March 23, 2023
Earning More

Earning More

Many people are struggling to earn more money because their banks are preventing them from earning more. There are many ways that your bank can stop you from earning more, and it can be difficult to determine which method is being use. One common way that your bank can stop you from earning more is by limiting your spending. Your bank may also prevent you from taking out new loans or investing in new businesses. If you’re not able to make the required payments, your bank may declare you in default and take away your possessions.

Banks are the financial backbone of society for the general public. You not only deposit money and valuables for safekeeping but you also borrow when in need for emergencies and major life and financial goals from your local bank. Understanding how banks work especially in the interest rate area will help you determine your future course of action when planning your finances. 

How is the interest rate in banks determine?

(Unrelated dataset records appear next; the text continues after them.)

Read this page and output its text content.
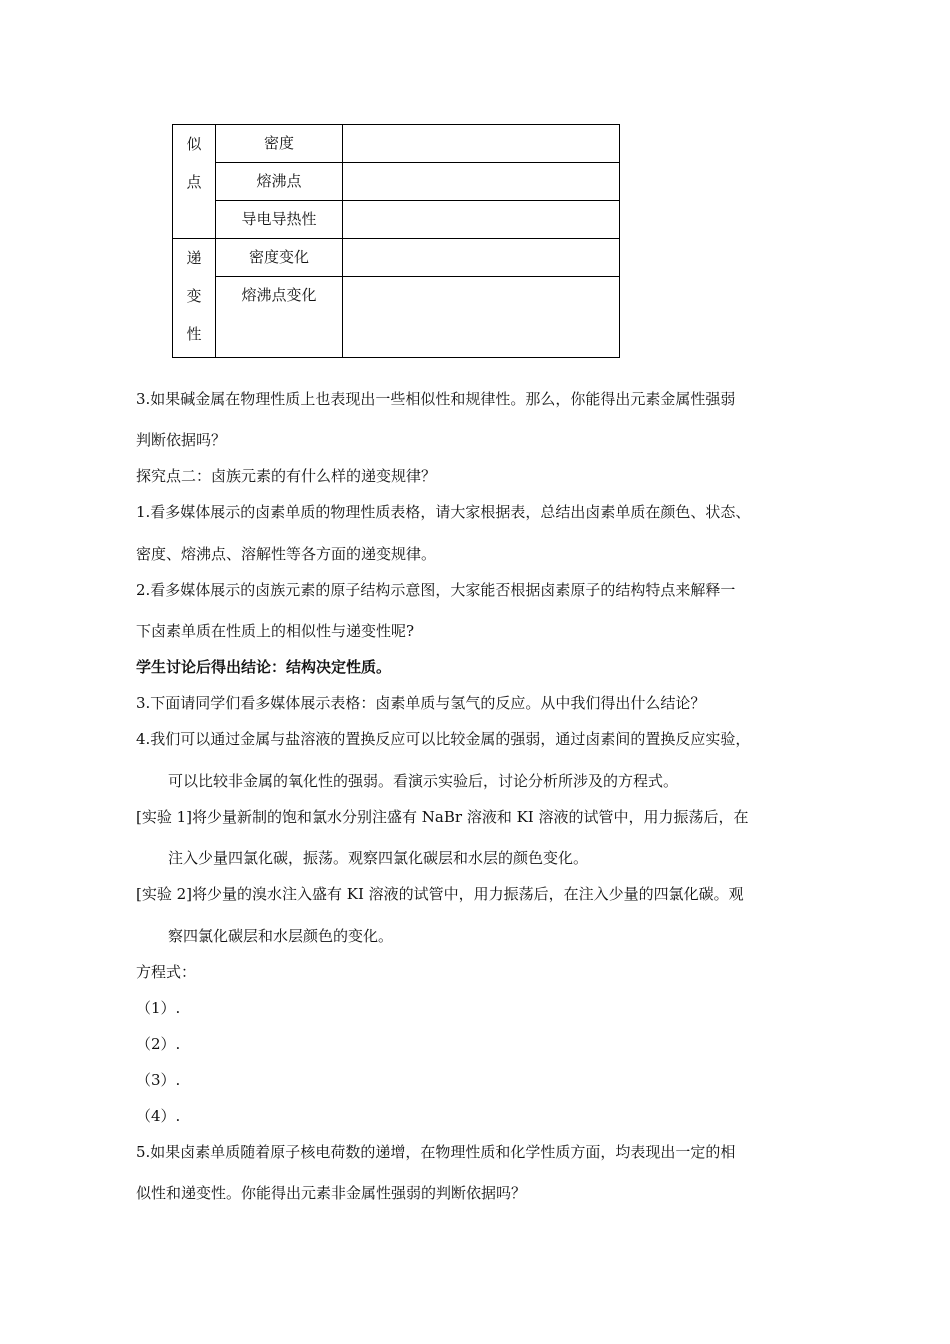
似
点	密度	

	熔沸点	

	导电导热性	

递
变
性	密度变化	

	熔沸点变化	

3.如果碱金属在物理性质上也表现出一些相似性和规律性。那么，你能得出元素金属性强弱
判断依据吗？
探究点二：卤族元素的有什么样的递变规律？
1.看多媒体展示的卤素单质的物理性质表格，请大家根据表，总结出卤素单质在颜色、状态、
密度、熔沸点、溶解性等各方面的递变规律。
2.看多媒体展示的卤族元素的原子结构示意图，大家能否根据卤素原子的结构特点来解释一
下卤素单质在性质上的相似性与递变性呢?
学生讨论后得出结论：结构决定性质。
3.下面请同学们看多媒体展示表格：卤素单质与氢气的反应。从中我们得出什么结论？
4.我们可以通过金属与盐溶液的置换反应可以比较金属的强弱，通过卤素间的置换反应实验，
可以比较非金属的氧化性的强弱。看演示实验后，讨论分析所涉及的方程式。
[实验 1]将少量新制的饱和氯水分别注盛有 NaBr 溶液和 KI 溶液的试管中，用力振荡后，在
注入少量四氯化碳，振荡。观察四氯化碳层和水层的颜色变化。
[实验 2]将少量的溴水注入盛有 KI 溶液的试管中，用力振荡后，在注入少量的四氯化碳。观
察四氯化碳层和水层颜色的变化。
方程式：
（1）.
（2）.
（3）.
（4）.
5.如果卤素单质随着原子核电荷数的递增，在物理性质和化学性质方面，均表现出一定的相
似性和递变性。你能得出元素非金属性强弱的判断依据吗？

Indian banks are govern by the central bank, the Reserve Bank of India (RBI). The interest rates they offer are determine by the key policy rates announced by the RBI. The REPO rate or the Repurchase option rate is one at which banks borrow from the RBI. There is another rate that banks use – MCLR or marginal cost of incremental lending rate. This is the rate exclusive to each bank based on their deposit rates and interest on loans. Yet, due to competition, most banks provide similar rates of interest.

Current rates

Bank Rates on fixed deposits are currently around 7-8% maximum for the highest tenor. Yet, if you compare the returns with other investment options in fixed income instruments, it is one of the least returns. PPF, SCSS, Small Saving Schemes, and Post office schemes also offer in the range of 7.5% to 8.9%. So bank fixed deposits are not necessarily the best option from a returns standpoint of view.

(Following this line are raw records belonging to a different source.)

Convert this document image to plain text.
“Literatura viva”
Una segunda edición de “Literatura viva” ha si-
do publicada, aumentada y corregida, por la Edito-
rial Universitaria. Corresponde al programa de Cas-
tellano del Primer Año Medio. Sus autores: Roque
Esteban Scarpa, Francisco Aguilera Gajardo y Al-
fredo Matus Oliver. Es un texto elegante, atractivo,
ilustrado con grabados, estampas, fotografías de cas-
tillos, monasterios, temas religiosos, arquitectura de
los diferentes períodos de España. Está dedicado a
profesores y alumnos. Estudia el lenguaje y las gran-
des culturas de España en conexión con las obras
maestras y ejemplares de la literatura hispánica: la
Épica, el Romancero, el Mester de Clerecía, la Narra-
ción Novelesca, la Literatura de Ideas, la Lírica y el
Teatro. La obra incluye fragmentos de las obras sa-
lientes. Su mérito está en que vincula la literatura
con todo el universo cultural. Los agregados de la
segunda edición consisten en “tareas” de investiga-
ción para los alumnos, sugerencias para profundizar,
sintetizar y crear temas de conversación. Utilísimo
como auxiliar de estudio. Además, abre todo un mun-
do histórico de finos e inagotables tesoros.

So why are banks the least-paying option?

Banks decide deposit rates in tandem with the loan rates and the general requirement of loans in the economy. If they realize through their estimates and business performance that lesser loans will require, they decrease the rate a little to tempt individuals and businesses to take loans. Accordingly, the deposit rates might or might not increase depending on how many available deposits they have.

Similarly, if the offtake of loans is high in a quarter, the interest rates on loans go up as there are many takers for the same money. Yet, there may or may not be an increase in the interest rate for depositors owing to the availability of credit already or the economic risks might push people to reach out to the safety of fixed deposits. Also, people tend to go for 5 years of fixed deposits for tax deductions under Section 80 C. Thus, the opportunities for depositors to see interest rates in India rise quickly are quite less.

Other higher-paying options

If you follow the interest rate changes by banks when the RBI makes these policy announcements, you will realize the ceiling for incremental earning is limited with bank fixed deposits. It’s better to go for an equally safe and guaranteed instrument with much higher returns – a company-fixed deposit.

Features of Company Fixed Deposits

High-interest rates

Company Fixed Deposits offer rates ranging from 8.6% for a new customer to 8.95% for a senior citizen in a 5-year tenor. Returning customers get an additional 0.35%.

Flexible tenors

You can choose tenors ranging from 12 months to 60 months and also create a series of investments that mature in a continuous stream of maturities – called Laddering. This method works well to create a corpus or a stream of income for pre-decided goals.

Ease of investing and payout

If You can open an FD with a minimum of Rs 25,000 and use the online FD calculator to check out the maturity amounts pertaining to your capital and tenor. You can look forward to cumulative and non-cumulative options. You can determine the payout as per your requirement. The non-cumulative option will give you returns at maturity after combining interest on interest and result in a sizeable corpus.

Thus, while bank FDs limit your earning potential, you can look forward to Company FD to bridge that gap.